I think asking for help when you need it is hard partly because it's very hard to hear "no," even if we logically accept that in real life, sometimes people will need to say that. In this way, I think it's good to have more than one option, so that "no" from someone doesn't mean "you don't get that help." Also, I think many of us tend to sort of unconsciously "save up" requests for when we "really need them," thinking that this will make it more likely for them to be fulfilled -- but that's a contract that only works when everyone agrees to it!

Whether I care about form as well as function depends on the thing, and not along any axis I can identify clearly enough to articulate!

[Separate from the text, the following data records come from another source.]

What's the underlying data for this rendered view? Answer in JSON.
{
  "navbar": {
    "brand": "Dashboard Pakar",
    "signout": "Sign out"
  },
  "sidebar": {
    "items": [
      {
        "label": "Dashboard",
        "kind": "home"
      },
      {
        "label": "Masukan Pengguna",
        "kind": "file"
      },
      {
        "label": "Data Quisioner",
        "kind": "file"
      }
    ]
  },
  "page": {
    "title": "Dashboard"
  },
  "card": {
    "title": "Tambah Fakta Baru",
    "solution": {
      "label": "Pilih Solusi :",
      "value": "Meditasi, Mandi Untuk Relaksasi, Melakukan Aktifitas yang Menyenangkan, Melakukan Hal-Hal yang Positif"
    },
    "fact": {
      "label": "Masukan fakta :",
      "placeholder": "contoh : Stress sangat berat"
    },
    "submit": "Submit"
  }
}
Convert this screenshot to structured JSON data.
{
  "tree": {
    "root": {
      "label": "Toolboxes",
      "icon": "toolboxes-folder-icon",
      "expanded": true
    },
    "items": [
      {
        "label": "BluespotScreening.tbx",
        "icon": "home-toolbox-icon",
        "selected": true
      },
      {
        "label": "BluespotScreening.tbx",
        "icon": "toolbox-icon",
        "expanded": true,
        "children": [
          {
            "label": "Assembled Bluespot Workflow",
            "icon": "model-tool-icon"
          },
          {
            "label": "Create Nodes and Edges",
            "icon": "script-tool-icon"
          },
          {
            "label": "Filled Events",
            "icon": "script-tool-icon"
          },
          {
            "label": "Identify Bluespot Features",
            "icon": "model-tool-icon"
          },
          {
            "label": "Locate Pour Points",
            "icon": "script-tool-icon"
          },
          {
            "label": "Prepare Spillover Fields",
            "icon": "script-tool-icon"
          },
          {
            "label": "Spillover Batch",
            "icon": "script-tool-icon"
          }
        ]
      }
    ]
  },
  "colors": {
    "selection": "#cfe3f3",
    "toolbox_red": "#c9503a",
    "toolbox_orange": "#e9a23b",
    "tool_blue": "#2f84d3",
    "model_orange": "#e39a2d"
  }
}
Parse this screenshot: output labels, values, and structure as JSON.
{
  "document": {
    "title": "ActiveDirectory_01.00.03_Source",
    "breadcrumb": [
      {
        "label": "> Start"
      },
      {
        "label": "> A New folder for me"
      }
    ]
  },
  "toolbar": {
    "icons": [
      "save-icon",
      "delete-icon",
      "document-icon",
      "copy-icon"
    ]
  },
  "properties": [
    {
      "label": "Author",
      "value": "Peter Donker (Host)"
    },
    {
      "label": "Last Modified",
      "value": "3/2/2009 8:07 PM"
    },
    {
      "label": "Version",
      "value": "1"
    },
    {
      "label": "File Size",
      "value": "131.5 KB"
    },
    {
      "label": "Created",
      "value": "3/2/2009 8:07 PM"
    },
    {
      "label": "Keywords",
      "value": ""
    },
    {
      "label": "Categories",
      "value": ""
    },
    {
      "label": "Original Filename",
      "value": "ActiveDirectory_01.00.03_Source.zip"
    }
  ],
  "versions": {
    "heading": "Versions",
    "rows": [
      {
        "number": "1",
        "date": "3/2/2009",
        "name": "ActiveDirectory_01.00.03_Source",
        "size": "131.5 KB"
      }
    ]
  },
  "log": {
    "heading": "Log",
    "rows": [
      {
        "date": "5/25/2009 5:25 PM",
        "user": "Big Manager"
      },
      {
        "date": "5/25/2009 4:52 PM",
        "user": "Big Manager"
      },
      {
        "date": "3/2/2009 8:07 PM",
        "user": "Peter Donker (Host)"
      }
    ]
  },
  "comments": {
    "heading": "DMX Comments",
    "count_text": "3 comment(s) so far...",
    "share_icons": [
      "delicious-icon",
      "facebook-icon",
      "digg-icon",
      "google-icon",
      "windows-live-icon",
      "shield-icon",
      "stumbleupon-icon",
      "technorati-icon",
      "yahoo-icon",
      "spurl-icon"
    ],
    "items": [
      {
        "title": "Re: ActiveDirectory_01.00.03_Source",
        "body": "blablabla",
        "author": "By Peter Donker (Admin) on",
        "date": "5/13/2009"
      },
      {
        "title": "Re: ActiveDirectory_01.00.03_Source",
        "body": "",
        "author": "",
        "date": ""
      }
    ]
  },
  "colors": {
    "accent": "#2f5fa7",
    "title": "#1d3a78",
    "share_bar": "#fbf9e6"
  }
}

Date: 2009-01-06 09:13 pm (UTC)
From: [identity profile] madbodger.livejournal.com
I like to notice beauty, share beauty, and make my own beauty. Sometimes art projects, sometimes clothes, sometimes photography, and when I build technical widgets, I like them to have a visual and tactile appeal as well (I really appreciate the good-looking machinery produced in the 19th century).


And asking for help is hard, as many think it's an admission of failure, or a failure to be independent. Tough to chew.

Date: 2009-01-15 12:35 pm (UTC)
From: [identity profile] metahacker.livejournal.com
It's very hard to create new things; some say impossible. Almost everything is a combination of old things. Or, looked at another way, every combination of things is a new thing.

I think this might extend to combinations of (audience + art) -- it's a new impression, a new artwork.

I both create (gather?) art, and connect people with art. (I am using art here, because not all art is beautiful, but I think it still causes the sort of emotional reaction that you are talking about for beauty.)